Glanz und Gloria: Die Geschichte der Bälle und ihr politischer Einfluss

Am 27. Jänner 1935 rückte die Illustrierte Kronen Zeitung einen „Mitternachtsbericht vom Opernball“ ins Blatt: Der Platz vor der Wiener Staatsoper glich gestern einem Blumengarten. Den ganzen Vormittag über wurden Blumen abgeladen. Ab 9 Uhr abends kamen wieder Blumen – diesmal nicht mehr auf Leiterwagen, sondern in noblen Automobilen – kurz die abendlichen Blumen waren die ersten Besucherinnen des Opernballs 1935, die strahlten und dufteten wie die Blumen am Vormittag , was zweifellos auch dazu beitrug, die ohnehin feenhaften Räume unserer Oper noch mehr zu verschönern.
„Der Opernball, wie wir ihn auch heute noch kennen, ist, wenn man es genauer betrachtet, eine ,erfundene Tradition’ der rückwärtsgewandten Harmonievorstellungen des Austrofaschismus“, kommentiert Christian Maryška vom Haus der Geschichte Österreich (hdgö). Nach dem Bürgerkrieg 1934 und der Ermordung von Bundeskanzler Engelbert Dollfuß wollte die Regierung repräsentative Bälle nach historischem Vorbild einführen, um den Fremdenverkehr zu beleben und das Image des isolierten Österreich im Ausland zu verbessern.
Wobei sich schon die junge Republik erstaunlich bald nach dem Untergang des Kaiserreiches 1918 an die imperialen Feste im Opernhaus erinnert hatte.
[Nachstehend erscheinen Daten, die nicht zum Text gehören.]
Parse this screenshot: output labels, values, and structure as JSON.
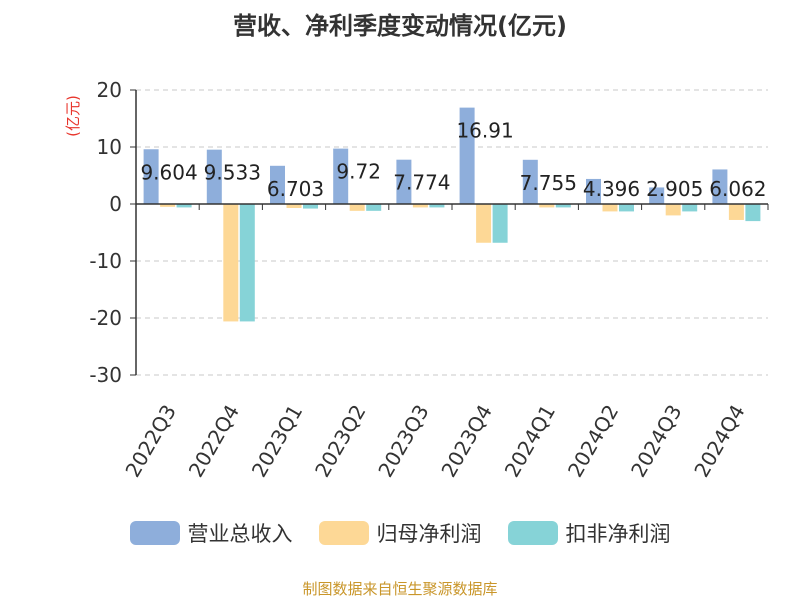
{
  "chart_data": {
    "type": "bar",
    "title": "营收、净利季度变动情况(亿元)",
    "ylabel": "(亿元)",
    "xlabel": "",
    "ylim": [
      -30,
      20
    ],
    "yticks": [
      20,
      10,
      0,
      -10,
      -20,
      -30
    ],
    "grid": true,
    "legend_placement": "bottom",
    "categories": [
      "2022Q3",
      "2022Q4",
      "2023Q1",
      "2023Q2",
      "2023Q3",
      "2023Q4",
      "2024Q1",
      "2024Q2",
      "2024Q3",
      "2024Q4"
    ],
    "series": [
      {
        "name": "营业总收入",
        "color": "#8eaedb",
        "values": [
          9.604,
          9.533,
          6.703,
          9.72,
          7.774,
          16.91,
          7.755,
          4.396,
          2.905,
          6.062
        ],
        "labels": [
          "9.604",
          "9.533",
          "6.703",
          "9.72",
          "7.774",
          "16.91",
          "7.755",
          "4.396",
          "2.905",
          "6.062"
        ]
      },
      {
        "name": "归母净利润",
        "color": "#fdd896",
        "values": [
          -0.5,
          -20.6,
          -0.7,
          -1.2,
          -0.6,
          -6.8,
          -0.6,
          -1.3,
          -2.0,
          -2.8
        ]
      },
      {
        "name": "扣非净利润",
        "color": "#86d3d7",
        "values": [
          -0.6,
          -20.6,
          -0.8,
          -1.2,
          -0.6,
          -6.8,
          -0.6,
          -1.3,
          -1.3,
          -3.0
        ]
      }
    ]
  },
  "footer": {
    "source": "制图数据来自恒生聚源数据库"
  }
}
Bereits 1921 hielt man die erste Opernredoute ab. Was uns zur Frage bringt, wie es kam, dass Tanzveranstaltungen Opernhäuser eroberten? Vorbild waren – wie oft bei Dingen, die mit Vergnügen zu tun haben – die Franzosen: Ludwig XIV. lud 1716 zum ersten Pariser Opernball. Auch die ersten durchchoreografierten „echten“ Bälle wurden am Ende des 17. Jahrhunderts an seinem Hof erfunden und dienten dem Adel zum Sehen und gesehen werden.

Tanzen? Nur für Junge
„Die Teilnehmer wollten ihren Rang herausstreichen“, sagt die Musikwissenschafterin Monika Fink. Eine Tanzakademie entstand, in der schon Kinder komplizierte Figurentänze erlernten. Der Großteil der Ballbesucher hat aber nur zugesehen. Fink: „Tanzen durften nur junge Paare, die vorher aufgrund ihrer sozialen Stellung bestimmt worden waren.“ Mit Mitte 30 hatten auch sie ausgetanzt. „Der König selbst hat mit 41 das letzte Mal getanzt“.
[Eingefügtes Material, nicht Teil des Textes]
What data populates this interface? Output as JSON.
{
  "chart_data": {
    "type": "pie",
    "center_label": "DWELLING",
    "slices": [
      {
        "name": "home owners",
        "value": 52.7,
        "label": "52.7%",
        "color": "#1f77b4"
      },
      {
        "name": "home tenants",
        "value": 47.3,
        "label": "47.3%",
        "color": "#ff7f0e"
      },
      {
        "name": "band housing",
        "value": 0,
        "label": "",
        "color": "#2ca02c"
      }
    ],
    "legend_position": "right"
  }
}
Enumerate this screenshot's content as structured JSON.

In Bällen spiegeln sich gesellschaftlicher Wandel und Moralgeschichte
Musikwissenschafterin
Der Wiener Walzer etwa stammt aus einer Epoche politischer Unsicherheit. Er war der erste Gesellschaftstanz, in dem Mann und Frau sich eng umfassten und ohne Unterschied nach Stand und Rang sich einer fast rauschartigen Tanzekstase hingaben. Obwohl als unmoralisch verschrien, setzte sich der Walzer sogar an den Höfen Europas durch und spiegelte so die brüchig werdende Macht traditioneller Herrschaftsschichten.
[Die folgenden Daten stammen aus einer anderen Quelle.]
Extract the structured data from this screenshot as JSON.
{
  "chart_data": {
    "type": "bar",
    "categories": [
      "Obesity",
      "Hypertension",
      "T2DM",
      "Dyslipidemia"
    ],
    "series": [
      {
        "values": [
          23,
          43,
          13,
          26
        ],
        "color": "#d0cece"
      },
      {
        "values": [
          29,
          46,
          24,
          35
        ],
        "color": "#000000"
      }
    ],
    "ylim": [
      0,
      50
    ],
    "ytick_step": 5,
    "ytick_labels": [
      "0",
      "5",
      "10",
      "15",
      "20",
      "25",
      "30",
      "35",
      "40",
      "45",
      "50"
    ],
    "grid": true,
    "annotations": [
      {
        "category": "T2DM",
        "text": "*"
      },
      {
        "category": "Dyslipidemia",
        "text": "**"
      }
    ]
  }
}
Es war auch die Zeit, in der die Zahl der Ball-Lokalitäten dermaßen zunahm, dass Orientierungstafeln in Wien aufgestellt werden mussten, um Einheimische wie Reisende mit der Flut an Örtlichkeiten bekannt zu machen, wissen Zeitzeugen zu berichten.

Der Apollosaal, eröffnet 1808, war der größte und extravaganteste Ballsaal der Metropole: Lebendige Schwäne, die majestätisch über künstliche Teiche glitten, mythologische Figuren aus Gips, beleuchtete Engel, ein Wasserfall und eine Grotte für Verliebte, Alleen aus blühenden Obstbäumen. Dazu 13 Küchen für 6.000 Gäste, in sechs Klassen eingeteilte, entsprechend livrierte Kellner, drei Orchester mit jeweils 70 Musikern. Sonntags und donnerstags zelebrierte das gehobene Bürgertum, am Dienstag war der Adel mit seinen Bällen an der Reihe.
Davon konnte man 1956 nur träumen. Am 9. Feber, dem Tag des ersten Nachkriegsopernballs, war man froh, dass das Haus am Ring wieder stand.